電車の中の恋人

通勤電車で一緒になる女性に恋して散ったブサメンの日常

風向き

風向きが変わってきたかもしれません。

書籍の増刷部数を決めるプレゼンであっさりと増刷が承認されました。初めは強気の部数を提示して、徐々に減らして妥協点を探ろうと考えていたにもかかわらず、初めの部数で決定です。

さらに、このどさくさに紛れ、書店からの問い合わせが続いているタイトルについてもダメ元で増刷申請を出してみたところ、こちらもあっさりと承認されました。

書店営業と一緒に相当の理論武装で望んだにもかかわらず、完全に肩すかしを食らいました。逆に何か裏があるのではないかと勘繰ってしまったのですが、単に売上が足りていないようです。

昨年末の議論、「利益であろうと書籍に関する金銭の動きは一切認めない」とまで言い切った、あの頑なな態度はいったい何だったのかと空しくなります。

名目上は書籍の売上ではなく営業の売上として扱われるようですが、「必要としている読者の全員に届けたい」という著者の思いを叶えられるのであれば、扱いなど何でも構いません。

書籍出版事業からの撤退と書籍編集部のクビ切り以降、場当たり的な対応で著者と読者をごまかし続けてきた会社の態度がとにかく嫌でした。

「刊行点数を見直すことになった」「増刷の根拠がシビアになった」など、本社が米国にあるのをよいことに、書籍をやめるとは決して言わず、その場を取り繕ってきました。

それを、忙しい本業の合間を縫って書き上げてくれた著者の苦労や、アンケートで真摯な意見をくれる読者の思いを痛感している、現場の編集者や営業に押し付けました。

手に取ってくれる読者のために書いてくれた著者、それを読んで日々の業務に活かしたいと思ってくれる読者、その両方を裏切っているようで、本当に辛かったのです。

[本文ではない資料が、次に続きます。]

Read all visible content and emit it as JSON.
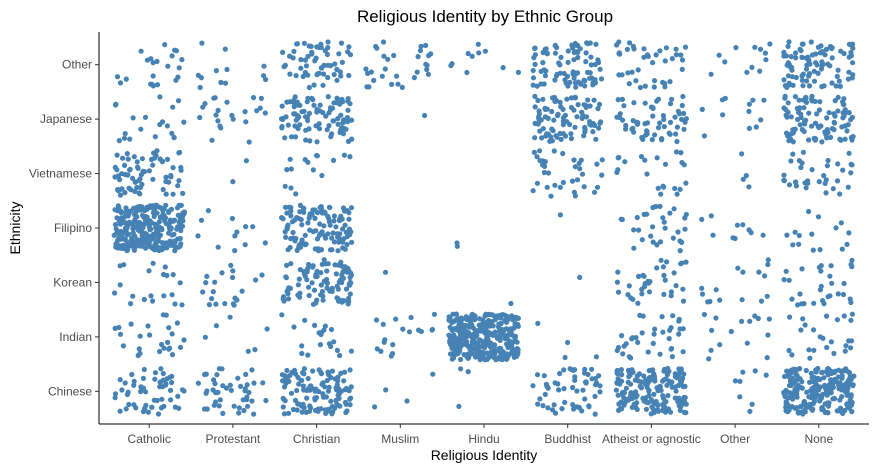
{
  "chart_data": {
    "type": "scatter",
    "title": "Religious Identity by Ethnic Group",
    "xlabel": "Religious Identity",
    "ylabel": "Ethnicity",
    "categories_x": [
      "Catholic",
      "Protestant",
      "Christian",
      "Muslim",
      "Hindu",
      "Buddhist",
      "Atheist or agnostic",
      "Other",
      "None"
    ],
    "categories_y": [
      "Chinese",
      "Indian",
      "Korean",
      "Filipino",
      "Vietnamese",
      "Japanese",
      "Other"
    ],
    "point_color": "#4682b4",
    "grid": false,
    "jitter": true,
    "approx_counts": {
      "Chinese": [
        55,
        45,
        120,
        4,
        3,
        55,
        170,
        8,
        230
      ],
      "Indian": [
        25,
        6,
        20,
        18,
        330,
        4,
        35,
        15,
        25
      ],
      "Korean": [
        20,
        20,
        95,
        1,
        1,
        1,
        35,
        15,
        30
      ],
      "Filipino": [
        260,
        12,
        120,
        0,
        2,
        1,
        30,
        10,
        15
      ],
      "Vietnamese": [
        70,
        2,
        15,
        0,
        0,
        35,
        22,
        4,
        35
      ],
      "Japanese": [
        20,
        22,
        95,
        1,
        0,
        90,
        60,
        12,
        100
      ],
      "Other": [
        22,
        12,
        60,
        30,
        10,
        85,
        40,
        12,
        90
      ]
    }
  }
}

「新しい支社長は日本人で、うちの書籍を読んで“こんな立派な書籍を出しているなら”ということで話を受けたらしい」― 社内の情報通から聞きました。

もしかしたら、思っていたよりも早く書籍編集部を復活させることができるかもしれません。ただ、良くも悪くも判断が速い外資系ですから、過大な期待はできません。

それに、書籍編集部を復活しようにもたくさんの貴重な人材が流出してしまいました。仮にいま新刊を出せと言われても、人も企画もありません。

ただ、陳腐な言葉ですが、真っ暗闇の中に少しだけ光が見えた気がしています。私が社内でもう少し力を持てば、新たな書籍編集部を作ることができるかもしれません。